Federico Mastrostefano, il nuotatore dell’isola dei famosi

Alex Decunha - 13 anni

Federico Mastrostefano non è un uomo, è un tipo di pesce. Come sa nuotare lui, quasi nessun altro: espressione di forza, di potenza, avesse avuto pure l’eleganza, sarebbe stato perfetto. Abbiamo nuotato insieme, in società sportive in competizione tra loro. Quante gare, quanti scontri con alterne fortune, una volta io, una volta lui sul gradino più alto del podio, senza grandi squilibri. Si finiva nella stessa batteria sia alle gare regionali sia a quelle nazionali, a causa dei nostri tempi diversi solo per pochi decimi di secondo. A volte capitava di fare la stessa frazione a stile libero nelle staffette e allora la battaglia si rinnovava ed era ancora più bello.

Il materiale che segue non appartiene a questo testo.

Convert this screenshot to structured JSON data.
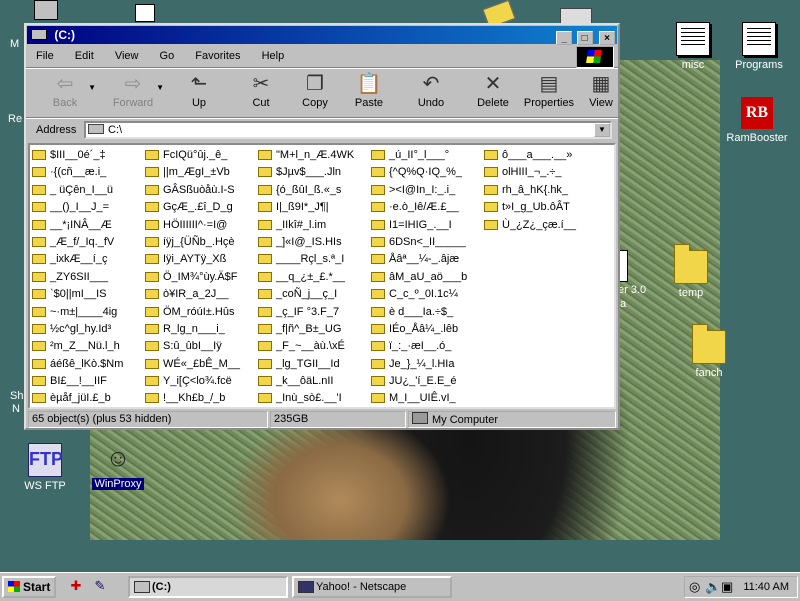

I veri campioni di allora (Massimiliano Rosolino ed Emiliano Brembilla) qualche volta ci lasciavano spazio, chiusi nei loro dorati ritiri della FIN a preparare gare ancora più importanti, olimpiadi, mondiali, europei. Ma lui dava il massimo indipendentemente da chi c’era in vasca: puntava con una grinta incredibile a batterti, ti guardava in cagnesco, pur di intimidirti. Alto, muscoloso, un incredibile Hulk de’ noantri. Lui controllava la mia corsia, io la sua, difficile ci fossero altri.

Poi, qualche gara saltata, qualche assenza ripetuta, infine ci siamo persi di vista. Ho pensato che l’impossibilità di essere sempre il più alto sul podio lo avesse scoraggiato, forse non ci stava proprio a non essere sistematicamente premiato come primo, voleva essere un numero uno, perchè aveva la stoffa per esserlo, magari da un’altra parte.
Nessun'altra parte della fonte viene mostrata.